Alternatively, grab the source code from the trunk, and add this line in the
file
tika-main\tika-parsers\tika-parsers-standard\tika-parsers-standard-modules\tika-parser-pdf-module\src\main\java\org\apache\tika\parser\pdf\PDFParser.java
Files.write(Paths.get("/tmp/yourfile.pdf"),
Files.readAllBytes(tstream.getPath()));
after the line that has ", md5: ".
Then build the parser module, and then the standard server subproject with "mvn
-DskipTests install".
1st, attempting the build, FAILs
cd src/tika
EDIT
tika-parsers/tika-parsers-standard/tika-parsers-standard-modules/tika-parser-pdf-module/src/main/java/org/apache/tika/parser/pdf/PDFParser.java
...
168 if (LOG.isDebugEnabled() && tstream != null) {
LOG.debug("File: " + tstream.getPath() + ", length:
" + tstream.getLength() +
", md5: " +
calcMD5(tstream.getPath()));
+ Files.write(Paths.get("/tmp/yourfile.pdf"),
Files.readAllBytes(tstream.getPath()));
}
...
mvn install -pl tika-parsers -am
mvn -DskipTests install
...
[INFO] BUILD FAILURE
[INFO]
------------------------------------------------------------------------
[INFO] Total time: 31.493 s
[INFO] Finished at: 2022-07-19T04:48:43-04:00
[INFO]
------------------------------------------------------------------------
[ERROR] Failed to execute goal
org.apache.maven.plugins:maven-checkstyle-plugin:3.1.2:check (validate) on project
tika-parser-pdf-module: You have 1 Checkstyle violation. -> [Help 1]

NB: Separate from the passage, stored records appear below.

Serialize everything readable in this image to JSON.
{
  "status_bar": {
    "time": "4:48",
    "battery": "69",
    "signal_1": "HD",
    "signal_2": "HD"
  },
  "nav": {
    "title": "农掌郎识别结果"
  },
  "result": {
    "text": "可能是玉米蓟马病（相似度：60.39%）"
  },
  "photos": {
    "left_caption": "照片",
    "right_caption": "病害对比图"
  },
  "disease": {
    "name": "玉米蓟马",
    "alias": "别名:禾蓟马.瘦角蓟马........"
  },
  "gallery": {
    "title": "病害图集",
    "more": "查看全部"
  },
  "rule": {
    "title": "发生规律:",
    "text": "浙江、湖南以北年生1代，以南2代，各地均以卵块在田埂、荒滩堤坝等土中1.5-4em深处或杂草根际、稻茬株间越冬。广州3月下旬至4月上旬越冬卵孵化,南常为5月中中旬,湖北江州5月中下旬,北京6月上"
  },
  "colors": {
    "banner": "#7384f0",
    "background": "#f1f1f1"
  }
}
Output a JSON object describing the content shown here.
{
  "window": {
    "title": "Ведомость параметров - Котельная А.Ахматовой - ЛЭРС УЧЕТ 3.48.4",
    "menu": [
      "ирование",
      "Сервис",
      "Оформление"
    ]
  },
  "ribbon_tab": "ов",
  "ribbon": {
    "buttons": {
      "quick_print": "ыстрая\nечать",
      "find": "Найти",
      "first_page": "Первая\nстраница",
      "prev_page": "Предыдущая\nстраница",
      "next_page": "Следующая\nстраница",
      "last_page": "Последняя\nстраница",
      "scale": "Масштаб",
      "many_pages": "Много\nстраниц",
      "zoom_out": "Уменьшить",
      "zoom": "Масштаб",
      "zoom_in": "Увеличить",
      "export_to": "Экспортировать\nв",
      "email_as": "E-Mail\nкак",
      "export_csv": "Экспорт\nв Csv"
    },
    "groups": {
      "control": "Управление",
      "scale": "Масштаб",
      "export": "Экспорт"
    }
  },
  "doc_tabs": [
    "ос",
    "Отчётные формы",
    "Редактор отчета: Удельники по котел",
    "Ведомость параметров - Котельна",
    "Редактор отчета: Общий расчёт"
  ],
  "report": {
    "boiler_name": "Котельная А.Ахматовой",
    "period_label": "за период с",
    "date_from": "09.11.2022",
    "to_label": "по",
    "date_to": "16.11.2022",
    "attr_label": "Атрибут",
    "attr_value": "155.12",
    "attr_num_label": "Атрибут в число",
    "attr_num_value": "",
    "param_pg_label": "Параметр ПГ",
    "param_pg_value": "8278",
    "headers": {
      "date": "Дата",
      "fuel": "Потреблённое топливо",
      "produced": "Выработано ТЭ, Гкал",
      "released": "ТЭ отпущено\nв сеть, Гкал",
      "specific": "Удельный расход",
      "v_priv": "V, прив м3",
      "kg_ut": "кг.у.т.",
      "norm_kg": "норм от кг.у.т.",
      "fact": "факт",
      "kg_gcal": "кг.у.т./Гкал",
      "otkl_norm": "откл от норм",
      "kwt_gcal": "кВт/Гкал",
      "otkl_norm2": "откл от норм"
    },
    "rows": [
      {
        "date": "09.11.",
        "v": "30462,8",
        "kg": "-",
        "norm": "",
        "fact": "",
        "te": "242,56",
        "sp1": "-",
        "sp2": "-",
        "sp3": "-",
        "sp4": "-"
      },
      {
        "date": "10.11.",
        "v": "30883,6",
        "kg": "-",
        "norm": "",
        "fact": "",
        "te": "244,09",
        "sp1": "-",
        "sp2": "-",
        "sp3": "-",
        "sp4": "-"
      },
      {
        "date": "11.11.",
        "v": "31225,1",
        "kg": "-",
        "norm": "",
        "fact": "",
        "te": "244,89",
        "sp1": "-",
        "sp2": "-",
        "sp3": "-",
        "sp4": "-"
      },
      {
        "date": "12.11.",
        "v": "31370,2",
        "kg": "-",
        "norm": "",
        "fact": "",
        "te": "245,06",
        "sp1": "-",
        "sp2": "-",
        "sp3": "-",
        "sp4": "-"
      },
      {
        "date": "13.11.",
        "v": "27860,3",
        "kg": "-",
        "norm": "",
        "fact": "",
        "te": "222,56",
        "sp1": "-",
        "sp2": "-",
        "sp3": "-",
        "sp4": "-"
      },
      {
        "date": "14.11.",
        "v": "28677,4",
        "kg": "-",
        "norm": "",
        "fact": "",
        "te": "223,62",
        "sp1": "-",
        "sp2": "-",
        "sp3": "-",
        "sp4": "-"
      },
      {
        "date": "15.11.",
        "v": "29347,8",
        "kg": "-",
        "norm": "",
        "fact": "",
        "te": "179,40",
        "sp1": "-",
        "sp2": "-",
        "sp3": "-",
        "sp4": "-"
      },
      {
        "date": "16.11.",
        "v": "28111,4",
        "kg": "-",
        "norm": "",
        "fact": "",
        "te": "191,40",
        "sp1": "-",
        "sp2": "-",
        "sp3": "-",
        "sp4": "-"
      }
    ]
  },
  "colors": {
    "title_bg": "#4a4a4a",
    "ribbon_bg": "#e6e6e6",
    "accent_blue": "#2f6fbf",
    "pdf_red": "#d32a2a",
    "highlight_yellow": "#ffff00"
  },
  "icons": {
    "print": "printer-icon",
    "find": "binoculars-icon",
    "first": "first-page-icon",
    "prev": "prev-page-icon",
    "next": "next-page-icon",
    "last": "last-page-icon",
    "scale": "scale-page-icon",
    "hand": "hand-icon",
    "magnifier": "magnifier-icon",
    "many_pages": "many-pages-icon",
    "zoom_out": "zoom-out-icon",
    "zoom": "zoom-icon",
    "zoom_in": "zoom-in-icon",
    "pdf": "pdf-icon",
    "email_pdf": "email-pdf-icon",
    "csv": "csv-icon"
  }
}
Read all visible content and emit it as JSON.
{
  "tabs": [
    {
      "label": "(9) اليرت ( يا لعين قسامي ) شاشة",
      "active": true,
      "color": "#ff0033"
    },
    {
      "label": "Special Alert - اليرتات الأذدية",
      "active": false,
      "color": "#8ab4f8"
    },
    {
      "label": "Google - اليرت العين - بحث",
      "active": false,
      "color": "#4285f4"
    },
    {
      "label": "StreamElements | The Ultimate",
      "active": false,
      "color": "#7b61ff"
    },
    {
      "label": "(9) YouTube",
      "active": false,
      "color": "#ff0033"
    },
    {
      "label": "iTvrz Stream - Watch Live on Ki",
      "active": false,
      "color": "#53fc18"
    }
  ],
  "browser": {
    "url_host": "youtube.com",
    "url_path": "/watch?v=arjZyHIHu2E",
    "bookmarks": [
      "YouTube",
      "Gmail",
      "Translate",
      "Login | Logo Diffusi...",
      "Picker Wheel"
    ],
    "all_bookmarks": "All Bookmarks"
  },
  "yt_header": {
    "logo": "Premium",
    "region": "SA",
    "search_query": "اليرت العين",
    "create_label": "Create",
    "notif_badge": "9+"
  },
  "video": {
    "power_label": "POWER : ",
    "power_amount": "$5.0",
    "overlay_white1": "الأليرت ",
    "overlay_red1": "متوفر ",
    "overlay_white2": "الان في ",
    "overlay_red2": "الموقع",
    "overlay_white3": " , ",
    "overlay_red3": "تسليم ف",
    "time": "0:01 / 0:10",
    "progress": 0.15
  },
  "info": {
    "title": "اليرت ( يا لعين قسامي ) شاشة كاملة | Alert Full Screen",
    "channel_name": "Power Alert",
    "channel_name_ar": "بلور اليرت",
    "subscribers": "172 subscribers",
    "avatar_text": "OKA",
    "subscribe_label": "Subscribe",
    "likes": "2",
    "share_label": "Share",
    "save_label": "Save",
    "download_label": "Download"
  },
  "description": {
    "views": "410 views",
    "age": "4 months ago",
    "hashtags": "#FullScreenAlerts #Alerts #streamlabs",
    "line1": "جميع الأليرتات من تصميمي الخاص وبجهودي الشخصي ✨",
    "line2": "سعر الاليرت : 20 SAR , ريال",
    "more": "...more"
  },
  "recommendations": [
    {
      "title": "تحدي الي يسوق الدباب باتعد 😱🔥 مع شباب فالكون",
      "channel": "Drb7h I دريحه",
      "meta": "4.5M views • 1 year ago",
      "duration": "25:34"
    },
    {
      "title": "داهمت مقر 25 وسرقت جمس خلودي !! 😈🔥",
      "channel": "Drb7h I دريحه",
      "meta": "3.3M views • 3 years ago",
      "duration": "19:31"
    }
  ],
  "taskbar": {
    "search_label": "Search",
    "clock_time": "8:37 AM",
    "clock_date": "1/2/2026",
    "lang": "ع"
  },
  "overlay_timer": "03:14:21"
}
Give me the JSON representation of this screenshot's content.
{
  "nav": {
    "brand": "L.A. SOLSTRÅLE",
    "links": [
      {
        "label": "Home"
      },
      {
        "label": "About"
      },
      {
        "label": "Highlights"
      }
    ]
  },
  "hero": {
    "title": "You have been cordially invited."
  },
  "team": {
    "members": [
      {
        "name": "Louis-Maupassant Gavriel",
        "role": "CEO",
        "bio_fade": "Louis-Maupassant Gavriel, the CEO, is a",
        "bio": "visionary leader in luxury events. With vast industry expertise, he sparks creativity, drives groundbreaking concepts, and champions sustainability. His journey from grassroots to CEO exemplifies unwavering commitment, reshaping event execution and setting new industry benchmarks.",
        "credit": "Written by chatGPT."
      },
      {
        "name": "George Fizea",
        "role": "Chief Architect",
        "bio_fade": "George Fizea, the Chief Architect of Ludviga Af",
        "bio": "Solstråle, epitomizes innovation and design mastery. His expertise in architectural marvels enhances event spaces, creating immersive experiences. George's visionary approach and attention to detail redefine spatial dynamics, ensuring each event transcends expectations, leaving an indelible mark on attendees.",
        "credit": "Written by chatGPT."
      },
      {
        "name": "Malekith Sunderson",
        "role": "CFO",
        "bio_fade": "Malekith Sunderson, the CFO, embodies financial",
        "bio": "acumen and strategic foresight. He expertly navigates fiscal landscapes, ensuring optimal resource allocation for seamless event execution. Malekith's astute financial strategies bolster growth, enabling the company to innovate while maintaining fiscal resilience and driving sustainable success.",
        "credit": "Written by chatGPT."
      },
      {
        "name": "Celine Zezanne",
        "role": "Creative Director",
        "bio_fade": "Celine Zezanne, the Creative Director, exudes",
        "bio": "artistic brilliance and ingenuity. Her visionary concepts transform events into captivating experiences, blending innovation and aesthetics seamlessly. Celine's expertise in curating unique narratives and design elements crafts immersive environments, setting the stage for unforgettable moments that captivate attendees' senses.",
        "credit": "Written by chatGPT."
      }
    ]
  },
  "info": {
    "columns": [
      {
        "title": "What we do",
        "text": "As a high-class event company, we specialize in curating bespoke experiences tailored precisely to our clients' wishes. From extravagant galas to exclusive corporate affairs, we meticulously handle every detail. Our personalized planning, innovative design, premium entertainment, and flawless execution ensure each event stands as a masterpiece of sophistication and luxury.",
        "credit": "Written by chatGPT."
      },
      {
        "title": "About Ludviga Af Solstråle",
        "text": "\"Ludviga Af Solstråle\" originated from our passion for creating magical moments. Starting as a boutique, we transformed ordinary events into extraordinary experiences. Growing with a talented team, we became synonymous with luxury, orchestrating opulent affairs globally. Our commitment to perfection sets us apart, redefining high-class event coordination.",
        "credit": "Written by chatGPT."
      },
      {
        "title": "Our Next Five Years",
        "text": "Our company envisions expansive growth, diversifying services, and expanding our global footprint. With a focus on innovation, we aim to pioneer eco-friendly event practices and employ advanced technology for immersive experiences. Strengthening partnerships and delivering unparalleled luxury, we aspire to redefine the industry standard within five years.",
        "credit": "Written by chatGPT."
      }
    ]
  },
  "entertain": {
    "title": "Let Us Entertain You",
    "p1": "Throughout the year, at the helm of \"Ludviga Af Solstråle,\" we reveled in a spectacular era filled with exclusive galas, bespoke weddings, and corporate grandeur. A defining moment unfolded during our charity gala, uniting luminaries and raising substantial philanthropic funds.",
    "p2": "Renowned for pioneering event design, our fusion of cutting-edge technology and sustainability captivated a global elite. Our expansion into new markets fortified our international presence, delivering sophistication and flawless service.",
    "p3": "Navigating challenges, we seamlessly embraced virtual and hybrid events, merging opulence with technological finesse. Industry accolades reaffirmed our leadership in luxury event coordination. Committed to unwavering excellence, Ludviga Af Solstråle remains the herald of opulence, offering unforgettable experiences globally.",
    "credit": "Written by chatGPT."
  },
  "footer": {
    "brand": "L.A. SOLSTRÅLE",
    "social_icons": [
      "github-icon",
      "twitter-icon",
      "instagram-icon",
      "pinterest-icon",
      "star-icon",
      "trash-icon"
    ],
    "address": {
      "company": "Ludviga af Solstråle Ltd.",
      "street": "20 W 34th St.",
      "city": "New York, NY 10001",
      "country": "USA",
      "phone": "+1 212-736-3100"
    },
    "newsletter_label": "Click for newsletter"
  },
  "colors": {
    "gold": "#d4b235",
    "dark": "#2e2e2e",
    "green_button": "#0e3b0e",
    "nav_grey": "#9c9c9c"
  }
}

try setting a breakpoint in org.apache.tika.parser.pdf.PDFParser so that you
get that file.
next, run in debugger instead,
sudo -u tika /usr/bin/jdb \
-classpath /srv/tika/tika-server.jar \
org.apache.tika.server.core.TikaServerCli \
-c /etc/tika/tika-server-config-custom.xml
Initializing jdb ...
set breakpoint
> stop in org.apache.tika.parser.pdf.PDFParser
Deferring breakpoint org.apache.tika.parser.pdf.PDFParser.
It will be set after the class is loaded.
run it
> run
run org.apache.tika.server.core.TikaServerCli -c
/etc/tika/tika-server-config-custom.xml
Set uncaught java.lang.Throwable
Set deferred uncaught java.lang.Throwable
>
VM Started: DEBUG [pool-2-thread-1] 05:21:37,469
org.apache.tika.server.core.TikaServerWatchDog forked process commandline:
[/usr/bin/java, -Xms1g, -Xmx1g, -Dpdfbox.fontcache=/var/tika, -Dlog4j2.debug,
-Djava.awt.headless=true, -cp, /srv/tika/tika-server.jar, -Dtika.server.id=,
org.apache.tika.server.core.TikaServerProcess, -h, 127.0.0.1, -p, 9998, -i, ,
-c, /etc/tika/tika-server-config-custom.xml, -forkedStatusFile,
/tmp/apache-tika-server-forked-tmp-11335114907490900739, -numRestarts, 0]
...
DEBUG [main] 05:21:50,871 org.apache.cxf.endpoint.ServerImpl register
the server to serverRegistry
TRACE StatusLogger Log4jLoggerFactory.getContext() found anchor class
org.apache.tika.server.core.ServerStatusWatcher
INFO [main] 05:21:50,906 org.apache.tika.server.core.TikaServerProcess
Started Apache Tika server at http://127.0.0.1:9998/
receive email+attachment
*lots* of debug logs @ jdb console,
-> https://pastebin.com/HDtR9RKP
NOTE, there,
...
DEBUG [qtp485047320-31] 05:22:58,423
org.apache.tika.parser.pdf.PDFParser File:
/tmp/apache-tika-11251774738482156793.tmp, length: 104932, md5:
092bf24b2cac33fac27965549c99613a
...
but, no file captured
ls -al /tmp/apache-tika*tmp
ls: cannot access '/tmp/apache-tika*tmp': No such file or
directory
is there anything informative in that now-more-verbose DEBUG output?